Diffusion is spectral autoregression
๐ Abstract
The article explores the connection between diffusion models and autoregressive models, particularly in the context of image generation. It argues that diffusion models perform approximate autoregression in the frequency domain, and provides a detailed analysis to support this claim.
๐ Q&A
[01] Autoregression and Diffusion as Generative Modeling Paradigms
1. What are the key similarities between autoregression and diffusion as generative modeling approaches?
- Both autoregression and diffusion split up the difficult task of generating data from complex distributions into smaller, easier-to-learn subtasks.
- Autoregression does this by casting the data into a sequence and recursively predicting one element at a time.
- Diffusion works by defining a corruption process that gradually destroys the structure in the data, and training a model to learn to invert this process step-by-step.
- This iterative refinement approach is common to both paradigms, allowing for the construction of deep computational graphs for generation without having to backpropagate through them during training.
2. How does the author frame the dichotomy between autoregression for language and diffusion for other domains?
- The author notes that currently, most language models are autoregressive, while most models of images and video are diffusion-based.
- The author finds this dichotomy, which can be summarized as "autoregression for language, and diffusion for everything else", quite interesting and has written about it before.
- The author suggests that this dichotomy may not persist in the long run, as the future is likely to be multimodal, requiring models that natively understand language, images, sound, and other modalities together.
[02] Diffusion as Approximate Autoregression in Frequency Space
1. How does the author use signal processing to analyze the connection between diffusion and autoregression?
- The author uses the 2D Fourier transform to obtain a frequency representation of images, which allows them to tease apart the coarse and fine-grained structure of the images.
- The author observes that the power spectrum of natural images typically follows a power law, and that adding Gaussian noise to the images results in a "hinge-shaped" spectrum.
- The author argues that this hinge-shaped spectrum corresponds to an approximate version of autoregression in the frequency domain, where the diffusion process gradually filters out high-frequency information.
2. What are the limitations of the author's interpretation of diffusion as approximate spectral autoregression?
- The author acknowledges that the relationship between noise levels and spatial frequencies is only valid in expectation, averaged across many images, and not necessarily for individual images.
- The "elbow" of the hinge-shaped spectrum is not very sharp, so there is a large transition zone where it is difficult to unequivocally say that a particular frequency is dominated by either signal or noise.
- The author notes that this is a very smooth approximation to the "hard" autoregression used in language models.
[03] Diffusion and Autoregression in the Audio Domain
1. How does the author's analysis of audio spectra differ from the analysis of image spectra?
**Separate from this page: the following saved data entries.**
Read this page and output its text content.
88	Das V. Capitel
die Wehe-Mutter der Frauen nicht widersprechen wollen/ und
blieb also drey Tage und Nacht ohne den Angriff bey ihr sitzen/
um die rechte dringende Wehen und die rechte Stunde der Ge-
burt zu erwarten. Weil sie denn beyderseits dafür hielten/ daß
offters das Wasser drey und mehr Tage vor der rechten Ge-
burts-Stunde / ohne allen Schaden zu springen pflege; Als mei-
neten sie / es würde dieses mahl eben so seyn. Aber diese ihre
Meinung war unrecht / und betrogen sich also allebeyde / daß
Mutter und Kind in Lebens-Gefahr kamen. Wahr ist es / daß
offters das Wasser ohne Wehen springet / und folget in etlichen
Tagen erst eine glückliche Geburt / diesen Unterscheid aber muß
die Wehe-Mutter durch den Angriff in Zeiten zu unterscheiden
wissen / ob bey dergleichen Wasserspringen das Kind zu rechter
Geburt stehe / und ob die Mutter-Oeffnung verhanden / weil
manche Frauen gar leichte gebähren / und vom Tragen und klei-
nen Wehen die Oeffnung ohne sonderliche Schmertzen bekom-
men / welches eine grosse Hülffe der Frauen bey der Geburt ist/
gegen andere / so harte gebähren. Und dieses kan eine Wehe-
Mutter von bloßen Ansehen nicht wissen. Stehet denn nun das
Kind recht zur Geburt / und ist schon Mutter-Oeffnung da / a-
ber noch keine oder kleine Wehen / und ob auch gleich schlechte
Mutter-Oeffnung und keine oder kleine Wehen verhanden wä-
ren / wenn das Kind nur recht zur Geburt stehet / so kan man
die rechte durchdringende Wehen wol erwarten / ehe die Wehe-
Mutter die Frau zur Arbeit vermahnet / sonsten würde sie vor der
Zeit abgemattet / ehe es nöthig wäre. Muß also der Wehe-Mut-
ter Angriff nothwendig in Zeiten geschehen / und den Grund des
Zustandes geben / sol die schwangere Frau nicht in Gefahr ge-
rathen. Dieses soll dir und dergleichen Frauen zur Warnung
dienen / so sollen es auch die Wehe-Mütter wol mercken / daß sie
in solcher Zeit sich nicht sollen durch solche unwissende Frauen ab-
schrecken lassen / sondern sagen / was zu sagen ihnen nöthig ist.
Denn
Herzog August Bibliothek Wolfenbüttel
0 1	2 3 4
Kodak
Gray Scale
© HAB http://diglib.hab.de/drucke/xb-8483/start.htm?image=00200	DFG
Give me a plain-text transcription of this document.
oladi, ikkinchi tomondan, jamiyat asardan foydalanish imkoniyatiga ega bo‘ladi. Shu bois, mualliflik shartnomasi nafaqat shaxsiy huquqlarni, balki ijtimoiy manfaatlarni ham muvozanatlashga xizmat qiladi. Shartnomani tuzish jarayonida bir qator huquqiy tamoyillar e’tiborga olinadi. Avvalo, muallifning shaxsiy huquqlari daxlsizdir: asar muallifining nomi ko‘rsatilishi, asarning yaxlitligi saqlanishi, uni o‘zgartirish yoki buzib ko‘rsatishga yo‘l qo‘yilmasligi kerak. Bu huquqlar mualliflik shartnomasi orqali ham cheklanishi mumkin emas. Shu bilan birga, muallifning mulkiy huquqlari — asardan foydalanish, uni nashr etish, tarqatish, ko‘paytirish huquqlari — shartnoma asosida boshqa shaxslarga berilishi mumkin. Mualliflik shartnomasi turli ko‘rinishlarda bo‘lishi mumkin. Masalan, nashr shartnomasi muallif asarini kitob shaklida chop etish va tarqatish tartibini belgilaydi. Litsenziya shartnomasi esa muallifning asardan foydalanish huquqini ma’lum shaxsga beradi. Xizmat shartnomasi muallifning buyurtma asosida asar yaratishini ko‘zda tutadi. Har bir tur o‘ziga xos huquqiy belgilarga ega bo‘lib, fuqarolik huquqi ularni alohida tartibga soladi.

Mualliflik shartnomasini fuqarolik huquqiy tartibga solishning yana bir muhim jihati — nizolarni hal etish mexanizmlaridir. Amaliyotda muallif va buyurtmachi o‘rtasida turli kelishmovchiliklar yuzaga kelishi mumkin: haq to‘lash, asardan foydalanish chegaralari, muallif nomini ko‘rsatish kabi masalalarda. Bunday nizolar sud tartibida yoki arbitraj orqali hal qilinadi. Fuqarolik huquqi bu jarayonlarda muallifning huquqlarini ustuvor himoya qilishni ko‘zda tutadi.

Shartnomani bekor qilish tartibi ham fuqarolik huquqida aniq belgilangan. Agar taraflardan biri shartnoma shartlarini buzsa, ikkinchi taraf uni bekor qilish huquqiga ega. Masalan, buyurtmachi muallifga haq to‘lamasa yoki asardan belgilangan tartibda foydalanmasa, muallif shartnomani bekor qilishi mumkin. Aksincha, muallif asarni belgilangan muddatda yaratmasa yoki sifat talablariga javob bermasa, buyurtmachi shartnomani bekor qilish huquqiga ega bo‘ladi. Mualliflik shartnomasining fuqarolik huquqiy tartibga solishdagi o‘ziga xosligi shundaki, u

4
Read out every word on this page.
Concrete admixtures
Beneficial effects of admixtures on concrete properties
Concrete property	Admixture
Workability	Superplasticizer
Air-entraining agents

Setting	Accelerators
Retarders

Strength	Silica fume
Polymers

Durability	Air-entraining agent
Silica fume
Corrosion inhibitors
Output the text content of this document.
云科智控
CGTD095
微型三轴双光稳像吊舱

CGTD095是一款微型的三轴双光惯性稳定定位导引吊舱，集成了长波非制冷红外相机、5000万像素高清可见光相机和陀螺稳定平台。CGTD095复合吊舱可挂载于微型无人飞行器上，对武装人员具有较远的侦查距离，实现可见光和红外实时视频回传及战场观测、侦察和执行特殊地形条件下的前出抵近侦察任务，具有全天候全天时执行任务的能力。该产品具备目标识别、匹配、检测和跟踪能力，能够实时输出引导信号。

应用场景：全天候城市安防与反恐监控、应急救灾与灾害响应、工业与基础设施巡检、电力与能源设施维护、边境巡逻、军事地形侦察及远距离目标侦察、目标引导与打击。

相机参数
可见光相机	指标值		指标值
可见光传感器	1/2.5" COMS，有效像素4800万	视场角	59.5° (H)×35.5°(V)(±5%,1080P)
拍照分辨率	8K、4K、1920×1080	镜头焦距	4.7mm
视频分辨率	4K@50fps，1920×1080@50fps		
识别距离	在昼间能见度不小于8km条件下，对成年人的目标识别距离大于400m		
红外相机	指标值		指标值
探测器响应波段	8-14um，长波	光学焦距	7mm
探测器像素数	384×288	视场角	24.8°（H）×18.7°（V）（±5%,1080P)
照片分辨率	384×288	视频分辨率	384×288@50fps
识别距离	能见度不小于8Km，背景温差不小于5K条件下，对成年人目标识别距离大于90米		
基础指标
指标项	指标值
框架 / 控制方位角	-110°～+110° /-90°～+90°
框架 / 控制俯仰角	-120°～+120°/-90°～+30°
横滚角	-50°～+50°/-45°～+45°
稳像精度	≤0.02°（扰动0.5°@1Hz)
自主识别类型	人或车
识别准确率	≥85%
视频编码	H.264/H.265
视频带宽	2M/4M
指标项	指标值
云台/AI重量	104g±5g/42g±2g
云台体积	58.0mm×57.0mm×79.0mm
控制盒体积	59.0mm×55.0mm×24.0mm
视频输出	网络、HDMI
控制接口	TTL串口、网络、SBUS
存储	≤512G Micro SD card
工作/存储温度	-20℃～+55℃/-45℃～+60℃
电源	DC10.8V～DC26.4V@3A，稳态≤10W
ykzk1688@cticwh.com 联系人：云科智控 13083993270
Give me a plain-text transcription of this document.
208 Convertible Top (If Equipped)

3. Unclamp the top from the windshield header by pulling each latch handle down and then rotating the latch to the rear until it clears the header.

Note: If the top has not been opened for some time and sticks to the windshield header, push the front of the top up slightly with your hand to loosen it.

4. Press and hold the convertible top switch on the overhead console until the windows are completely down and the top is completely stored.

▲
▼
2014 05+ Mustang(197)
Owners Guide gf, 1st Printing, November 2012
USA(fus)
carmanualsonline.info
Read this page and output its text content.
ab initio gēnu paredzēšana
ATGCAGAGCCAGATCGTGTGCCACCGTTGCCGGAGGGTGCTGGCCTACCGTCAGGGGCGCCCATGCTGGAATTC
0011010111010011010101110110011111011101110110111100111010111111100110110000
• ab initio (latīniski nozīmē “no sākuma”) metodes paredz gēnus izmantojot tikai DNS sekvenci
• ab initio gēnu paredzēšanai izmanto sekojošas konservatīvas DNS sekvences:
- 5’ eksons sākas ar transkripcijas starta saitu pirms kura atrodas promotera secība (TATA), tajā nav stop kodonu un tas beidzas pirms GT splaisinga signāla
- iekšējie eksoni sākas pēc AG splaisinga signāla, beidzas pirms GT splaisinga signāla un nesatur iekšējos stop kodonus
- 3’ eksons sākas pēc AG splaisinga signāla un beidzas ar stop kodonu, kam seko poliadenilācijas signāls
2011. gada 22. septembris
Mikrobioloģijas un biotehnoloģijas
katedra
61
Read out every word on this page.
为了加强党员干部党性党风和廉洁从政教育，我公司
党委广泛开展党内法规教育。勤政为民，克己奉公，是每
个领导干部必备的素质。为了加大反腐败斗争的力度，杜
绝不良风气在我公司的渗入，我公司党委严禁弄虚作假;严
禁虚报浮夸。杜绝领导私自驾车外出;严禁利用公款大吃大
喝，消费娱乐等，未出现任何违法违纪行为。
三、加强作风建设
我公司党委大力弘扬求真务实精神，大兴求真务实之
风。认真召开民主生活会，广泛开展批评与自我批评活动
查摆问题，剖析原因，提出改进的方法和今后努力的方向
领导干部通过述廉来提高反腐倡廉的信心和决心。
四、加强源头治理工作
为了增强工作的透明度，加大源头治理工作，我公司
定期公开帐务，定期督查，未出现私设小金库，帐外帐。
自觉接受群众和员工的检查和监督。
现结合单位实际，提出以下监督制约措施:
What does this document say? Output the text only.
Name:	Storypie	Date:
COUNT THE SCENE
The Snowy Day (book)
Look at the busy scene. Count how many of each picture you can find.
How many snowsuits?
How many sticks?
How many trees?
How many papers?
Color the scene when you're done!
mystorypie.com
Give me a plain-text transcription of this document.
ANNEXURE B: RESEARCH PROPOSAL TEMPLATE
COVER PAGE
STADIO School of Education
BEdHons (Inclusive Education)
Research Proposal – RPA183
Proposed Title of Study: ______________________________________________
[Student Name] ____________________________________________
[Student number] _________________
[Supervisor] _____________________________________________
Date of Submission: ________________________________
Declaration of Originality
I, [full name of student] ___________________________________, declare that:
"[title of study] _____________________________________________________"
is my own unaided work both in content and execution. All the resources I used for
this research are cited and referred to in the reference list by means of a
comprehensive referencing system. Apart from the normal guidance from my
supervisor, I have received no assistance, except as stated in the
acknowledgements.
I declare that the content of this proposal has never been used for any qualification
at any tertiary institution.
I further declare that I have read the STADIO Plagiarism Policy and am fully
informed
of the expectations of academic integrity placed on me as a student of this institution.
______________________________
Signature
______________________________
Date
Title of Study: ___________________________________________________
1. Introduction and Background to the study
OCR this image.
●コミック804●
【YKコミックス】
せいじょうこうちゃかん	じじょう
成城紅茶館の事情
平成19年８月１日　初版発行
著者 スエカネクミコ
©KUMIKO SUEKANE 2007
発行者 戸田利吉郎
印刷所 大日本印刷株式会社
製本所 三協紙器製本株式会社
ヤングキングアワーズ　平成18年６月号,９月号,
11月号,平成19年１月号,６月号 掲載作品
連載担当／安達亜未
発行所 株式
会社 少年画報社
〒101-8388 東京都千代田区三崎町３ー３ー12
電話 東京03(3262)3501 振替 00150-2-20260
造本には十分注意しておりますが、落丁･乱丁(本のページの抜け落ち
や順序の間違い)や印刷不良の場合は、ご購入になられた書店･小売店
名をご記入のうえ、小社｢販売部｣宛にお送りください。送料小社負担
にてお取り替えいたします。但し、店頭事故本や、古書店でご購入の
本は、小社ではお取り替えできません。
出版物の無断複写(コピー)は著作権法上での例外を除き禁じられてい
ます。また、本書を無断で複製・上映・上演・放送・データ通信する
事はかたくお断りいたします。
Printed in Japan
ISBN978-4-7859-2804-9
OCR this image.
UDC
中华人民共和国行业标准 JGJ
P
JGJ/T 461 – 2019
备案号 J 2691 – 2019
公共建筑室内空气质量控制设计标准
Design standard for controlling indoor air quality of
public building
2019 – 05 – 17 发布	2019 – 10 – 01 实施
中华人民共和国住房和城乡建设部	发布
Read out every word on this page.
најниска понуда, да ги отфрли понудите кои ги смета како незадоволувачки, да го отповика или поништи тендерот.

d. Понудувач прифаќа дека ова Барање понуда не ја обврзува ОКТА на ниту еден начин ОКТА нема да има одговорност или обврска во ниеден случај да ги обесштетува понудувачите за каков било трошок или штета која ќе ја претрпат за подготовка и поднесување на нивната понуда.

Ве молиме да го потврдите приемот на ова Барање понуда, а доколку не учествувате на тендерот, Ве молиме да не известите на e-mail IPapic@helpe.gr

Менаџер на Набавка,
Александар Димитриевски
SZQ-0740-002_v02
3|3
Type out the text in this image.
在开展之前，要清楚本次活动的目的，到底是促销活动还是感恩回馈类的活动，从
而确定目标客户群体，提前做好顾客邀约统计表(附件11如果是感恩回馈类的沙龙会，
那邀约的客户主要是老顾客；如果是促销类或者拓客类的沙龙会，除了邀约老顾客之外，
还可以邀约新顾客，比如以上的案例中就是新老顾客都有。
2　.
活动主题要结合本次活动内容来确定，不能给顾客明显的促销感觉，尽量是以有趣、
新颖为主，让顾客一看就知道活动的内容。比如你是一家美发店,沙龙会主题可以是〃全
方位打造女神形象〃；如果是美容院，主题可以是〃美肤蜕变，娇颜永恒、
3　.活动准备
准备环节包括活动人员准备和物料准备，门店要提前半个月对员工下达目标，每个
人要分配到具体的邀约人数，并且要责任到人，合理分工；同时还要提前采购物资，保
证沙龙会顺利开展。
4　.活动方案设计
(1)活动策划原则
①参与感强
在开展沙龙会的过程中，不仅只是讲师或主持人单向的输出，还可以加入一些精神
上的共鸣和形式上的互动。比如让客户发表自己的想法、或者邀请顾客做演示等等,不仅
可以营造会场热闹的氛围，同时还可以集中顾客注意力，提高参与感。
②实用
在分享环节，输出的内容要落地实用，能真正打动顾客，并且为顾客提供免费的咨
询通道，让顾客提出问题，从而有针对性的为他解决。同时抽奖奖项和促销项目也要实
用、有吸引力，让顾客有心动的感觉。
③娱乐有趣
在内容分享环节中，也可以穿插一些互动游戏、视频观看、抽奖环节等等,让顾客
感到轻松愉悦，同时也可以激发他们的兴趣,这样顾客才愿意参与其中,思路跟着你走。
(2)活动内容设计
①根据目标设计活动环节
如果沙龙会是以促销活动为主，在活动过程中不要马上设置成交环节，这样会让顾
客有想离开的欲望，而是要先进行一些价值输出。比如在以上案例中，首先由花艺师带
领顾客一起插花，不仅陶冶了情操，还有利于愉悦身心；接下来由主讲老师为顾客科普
- The author finds that the spectra of audio recordings, such as speech and music, do not exhibit the same power law behavior as the spectra of natural images.
- The audio spectra are noisier and do not monotonically decay with increasing frequency, which means that the "diffusion is just spectral autoregression" interpretation does not apply as directly to the audio domain.
2. What implications does this have for diffusion models of audio?
- The author notes that many diffusion models of audio do not operate directly in the waveform domain, but instead use spectrograms, which exhibit power-law spectra similar to images.
- The author suggests that this may be one reason why treating spectrograms as images works well in practice for audio diffusion models, as the power-law spectrum allows for a similar frequency decomposition interpretation.
[04] Implications for Multimodal Modeling
1. How does the author's analysis of diffusion and autoregression relate to the future of multimodal modeling?
- The author suggests that the current dichotomy of using autoregression for language and diffusion for other modalities is an unstable equilibrium, as the future is likely to be multimodal.
- The author speculates that in the longer term, we may either go back to using autoregression across all modalities, or figure out how to build multimodal diffusion models for all modalities, including language.
2. Why does the author argue against simply doing exact autoregression in the frequency domain instead of diffusion?
- The author acknowledges that this would resolve the "instability" of the current situation, but argues that the diffusion sampling procedure is exceptionally flexible in ways that autoregressive sampling is not, such as the ability to choose the number of sampling steps at test time.
- The author suggests that before abandoning diffusion altogether, we will want to figure out a way to avoid giving up some of these benefits.